Here, we provide a brief summary of what has happened in a number of South American jurisdictions and in Mexico. One consistent thread running through these laws, and proposed laws, is that the scope of digital services covered is focused on international digital companies.
Argentina announced its intention to tax digital services supplied by non-resident companies back in December 2017. This was planned under Law 27,430 and initially effective as from February 1, 2018. However, this date remained irrelevant as there was no collection mechanism in place, this was later implemented under Resolution 4240 and has been effective as of June 27, 2018.
A key difference in the design of the Argentine rules when compared to other global implementations is that the liability to collect and remit the tax is placed upon the payment service provider. In addition, this liability only concerns foreign digital service merchants that appear on an AFIP (Administración Federal de Ingresos Públicos - Argentina’s revenue service) list. More here.
Back in November 2017, a Brazilian State Agreement (Convênio ICMS 106/2017) revealed plans to tax digital services – e.g. games, streaming services, music and image downloads, etc — via the State tax mechanism (ICMS).
However, by March 2018, these plans were put on hold after a favourable ruling for the Brazilian Association of Information and Communication Technology Companies (Brasscom). This association had filed a petition against the imposition of ICMS on software downloads and streaming. They won a preliminary injunction to suspend the effects of the ICMS Decree that proposed to impose ICMS on the purchase of software via download or streaming.
In August 2019, Chile's lower house of Congress (the Chamber of Deputies) set in train a major reform of the country's tax system. Included was a tax (of 19% VAT) on digital services rendered in Chile by non-residents.
Chile has been reviewing its legislation relating to cross-border digital sales for some time. Back in June 2018, Chile’s then Finance Minister Felipe Larraín Bascuñán revealed his government's plans. “We are looking at other ways to apply tax, perhaps charge a transaction fee,” Larraín Bascuñán was quoted by Reuters. “Initial estimates suggest that collecting taxes from the digital economy and digital commerce could bring in several hundred million dollars.”
In July 2018 Colombia published a law confirming the liability for foreign suppliers to register, collect, and remit VAT at 19% for sales to individuals in Colombia. The law came into effect on January 1, 2019.
An important point to note is that if a foreign supplier does not register, collect, and remit VAT to the Colombian tax authority (DIAN), the government could instruct the Colombian bank card issuers to withhold the tax that is due.
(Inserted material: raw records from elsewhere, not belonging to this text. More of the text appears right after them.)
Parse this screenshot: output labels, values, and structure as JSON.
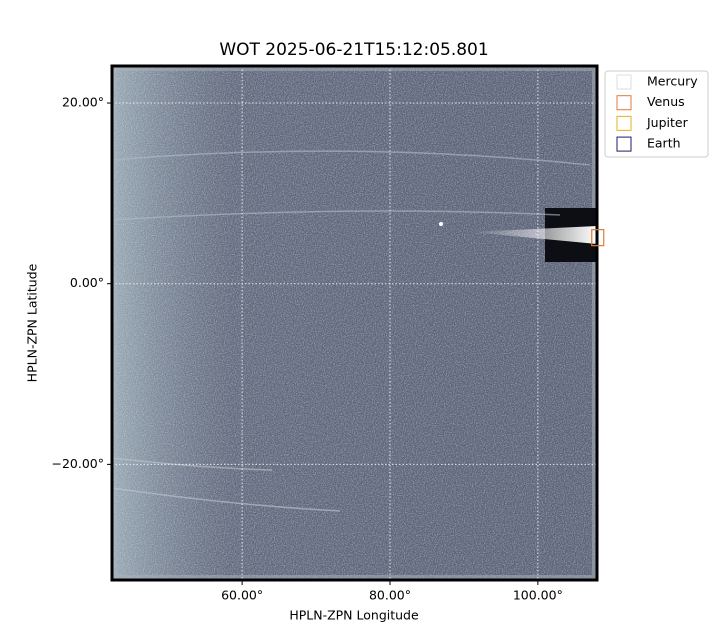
{
  "chart_data": {
    "type": "image",
    "title": "WOT 2025-06-21T15:12:05.801",
    "xlabel": "HPLN-ZPN Longitude",
    "ylabel": "HPLN-ZPN Latitude",
    "xlim": [
      42.4,
      108.0
    ],
    "ylim": [
      -32.8,
      24.1
    ],
    "xticks": [
      {
        "value": 60,
        "label": "60.00°"
      },
      {
        "value": 80,
        "label": "80.00°"
      },
      {
        "value": 100,
        "label": "100.00°"
      }
    ],
    "yticks": [
      {
        "value": -20,
        "label": "−20.00°"
      },
      {
        "value": 0,
        "label": "0.00°"
      },
      {
        "value": 20,
        "label": "20.00°"
      }
    ],
    "grid": true,
    "legend": "upper right outside",
    "series": [
      {
        "name": "Mercury",
        "color": "#dddddd"
      },
      {
        "name": "Venus",
        "color": "#e07b39",
        "x": [
          108.1
        ],
        "y": [
          5.1
        ]
      },
      {
        "name": "Jupiter",
        "color": "#e0b020"
      },
      {
        "name": "Earth",
        "color": "#1a1a6e"
      }
    ]
  }
}
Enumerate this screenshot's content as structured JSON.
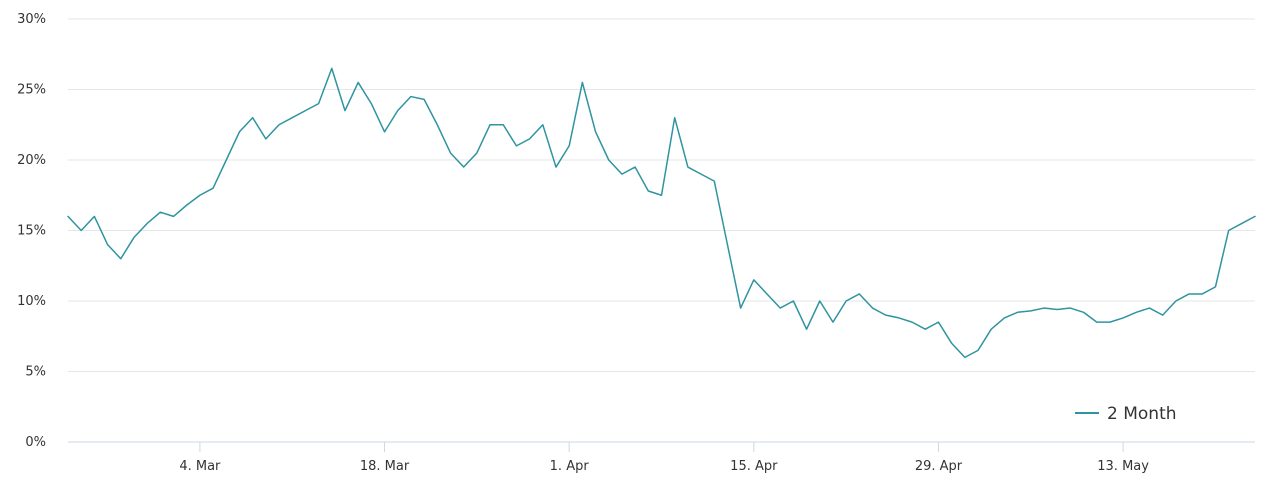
{
  "chart_data": {
    "type": "line",
    "title": "",
    "xlabel": "",
    "ylabel": "",
    "grid": "horizontal",
    "legend_position": "bottom-right",
    "ylim": [
      0,
      30
    ],
    "xlim": [
      "2024-02-23",
      "2024-05-23"
    ],
    "y_ticks": [
      0,
      5,
      10,
      15,
      20,
      25,
      30
    ],
    "y_tick_labels": [
      "0%",
      "5%",
      "10%",
      "15%",
      "20%",
      "25%",
      "30%"
    ],
    "x_ticks": [
      "2024-03-04",
      "2024-03-18",
      "2024-04-01",
      "2024-04-15",
      "2024-04-29",
      "2024-05-13"
    ],
    "x_tick_labels": [
      "4. Mar",
      "18. Mar",
      "1. Apr",
      "15. Apr",
      "29. Apr",
      "13. May"
    ],
    "colors": {
      "series": "#2f94a0",
      "grid": "#e6e6e6",
      "axis": "#ccd6eb"
    },
    "series": [
      {
        "name": "2 Month",
        "points": [
          [
            "2024-02-23",
            16.0
          ],
          [
            "2024-02-24",
            15.0
          ],
          [
            "2024-02-25",
            16.0
          ],
          [
            "2024-02-26",
            14.0
          ],
          [
            "2024-02-27",
            13.0
          ],
          [
            "2024-02-28",
            14.5
          ],
          [
            "2024-02-29",
            15.5
          ],
          [
            "2024-03-01",
            16.3
          ],
          [
            "2024-03-02",
            16.0
          ],
          [
            "2024-03-03",
            16.8
          ],
          [
            "2024-03-04",
            17.5
          ],
          [
            "2024-03-05",
            18.0
          ],
          [
            "2024-03-06",
            20.0
          ],
          [
            "2024-03-07",
            22.0
          ],
          [
            "2024-03-08",
            23.0
          ],
          [
            "2024-03-09",
            21.5
          ],
          [
            "2024-03-10",
            22.5
          ],
          [
            "2024-03-11",
            23.0
          ],
          [
            "2024-03-12",
            23.5
          ],
          [
            "2024-03-13",
            24.0
          ],
          [
            "2024-03-14",
            26.5
          ],
          [
            "2024-03-15",
            23.5
          ],
          [
            "2024-03-16",
            25.5
          ],
          [
            "2024-03-17",
            24.0
          ],
          [
            "2024-03-18",
            22.0
          ],
          [
            "2024-03-19",
            23.5
          ],
          [
            "2024-03-20",
            24.5
          ],
          [
            "2024-03-21",
            24.3
          ],
          [
            "2024-03-22",
            22.5
          ],
          [
            "2024-03-23",
            20.5
          ],
          [
            "2024-03-24",
            19.5
          ],
          [
            "2024-03-25",
            20.5
          ],
          [
            "2024-03-26",
            22.5
          ],
          [
            "2024-03-27",
            22.5
          ],
          [
            "2024-03-28",
            21.0
          ],
          [
            "2024-03-29",
            21.5
          ],
          [
            "2024-03-30",
            22.5
          ],
          [
            "2024-03-31",
            19.5
          ],
          [
            "2024-04-01",
            21.0
          ],
          [
            "2024-04-02",
            25.5
          ],
          [
            "2024-04-03",
            22.0
          ],
          [
            "2024-04-04",
            20.0
          ],
          [
            "2024-04-05",
            19.0
          ],
          [
            "2024-04-06",
            19.5
          ],
          [
            "2024-04-07",
            17.8
          ],
          [
            "2024-04-08",
            17.5
          ],
          [
            "2024-04-09",
            23.0
          ],
          [
            "2024-04-10",
            19.5
          ],
          [
            "2024-04-11",
            19.0
          ],
          [
            "2024-04-12",
            18.5
          ],
          [
            "2024-04-13",
            14.0
          ],
          [
            "2024-04-14",
            9.5
          ],
          [
            "2024-04-15",
            11.5
          ],
          [
            "2024-04-16",
            10.5
          ],
          [
            "2024-04-17",
            9.5
          ],
          [
            "2024-04-18",
            10.0
          ],
          [
            "2024-04-19",
            8.0
          ],
          [
            "2024-04-20",
            10.0
          ],
          [
            "2024-04-21",
            8.5
          ],
          [
            "2024-04-22",
            10.0
          ],
          [
            "2024-04-23",
            10.5
          ],
          [
            "2024-04-24",
            9.5
          ],
          [
            "2024-04-25",
            9.0
          ],
          [
            "2024-04-26",
            8.8
          ],
          [
            "2024-04-27",
            8.5
          ],
          [
            "2024-04-28",
            8.0
          ],
          [
            "2024-04-29",
            8.5
          ],
          [
            "2024-04-30",
            7.0
          ],
          [
            "2024-05-01",
            6.0
          ],
          [
            "2024-05-02",
            6.5
          ],
          [
            "2024-05-03",
            8.0
          ],
          [
            "2024-05-04",
            8.8
          ],
          [
            "2024-05-05",
            9.2
          ],
          [
            "2024-05-06",
            9.3
          ],
          [
            "2024-05-07",
            9.5
          ],
          [
            "2024-05-08",
            9.4
          ],
          [
            "2024-05-09",
            9.5
          ],
          [
            "2024-05-10",
            9.2
          ],
          [
            "2024-05-11",
            8.5
          ],
          [
            "2024-05-12",
            8.5
          ],
          [
            "2024-05-13",
            8.8
          ],
          [
            "2024-05-14",
            9.2
          ],
          [
            "2024-05-15",
            9.5
          ],
          [
            "2024-05-16",
            9.0
          ],
          [
            "2024-05-17",
            10.0
          ],
          [
            "2024-05-18",
            10.5
          ],
          [
            "2024-05-19",
            10.5
          ],
          [
            "2024-05-20",
            11.0
          ],
          [
            "2024-05-21",
            15.0
          ],
          [
            "2024-05-22",
            15.5
          ],
          [
            "2024-05-23",
            16.0
          ]
        ]
      }
    ]
  }
}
More here.
Ecuador’s Internal Revenue Service - Servicio de Rentas Internas (SRI) - revealed plans in October 2019 to tax digital services supplied by non-resident businesses to customers based in Ecuador.
The plans were revealed in the government’s draft Economic Growth Law that was presented to Ecuador’s national assembly with a potential go-live date of January 1, 2020.
Burden of the collection of the 12% VAT on these digital sales will be the responsibility of certain financial institutions that will act as withholding agents. More here.
A bill is being discussed in Mexico’s Congress of the Union seeking to impose VAT at the standard rate of 16% on digital services provided to Mexico-based customers by non-resident businesses from June 1, 2020.
More on Mexico's plans here.
Paraguay's tax authority, la Subsecretaría de Estado de Tributación (SET), has revealed plans to tax the supply of digital services by non-residents to consumers based in Paraguay. The rules are due to come into effect on January 1, 2020.
The tax reform is outlined in the publication of Paraguay’s Law 6380/19 (link in Spanish) of the Modernization and Simplification of the National Tax System (Ley de Modernización y Simplificación del Sistema Tributario Nacional).
In common with other South American rules, the burden of the settlement and collection of the VAT due (Paraguay’s standard VAT rate is 10%) will be on the local bank, the issuer of the payment card used in the purchase. More here.
Rules governing the supply of cross-border digital services came into force in July 2018. The rules, however, differ from other implementations as income tax may also be due in addition to the 22% VAT.
We first learned of Uruguay’s plans to tax foreign-supplied digital services back in October 2015 when a report in El Observador website outlined how the National Association of Uruguayan Broadcasters (Andebu) had raised the issue of an unfair marketplace when competing with the likes of international streaming players such as Netflix and Spotify.
It is estimated that this new VAT could raise USD$10 million per year from sales of foreign digital services to customers based in Uruguay.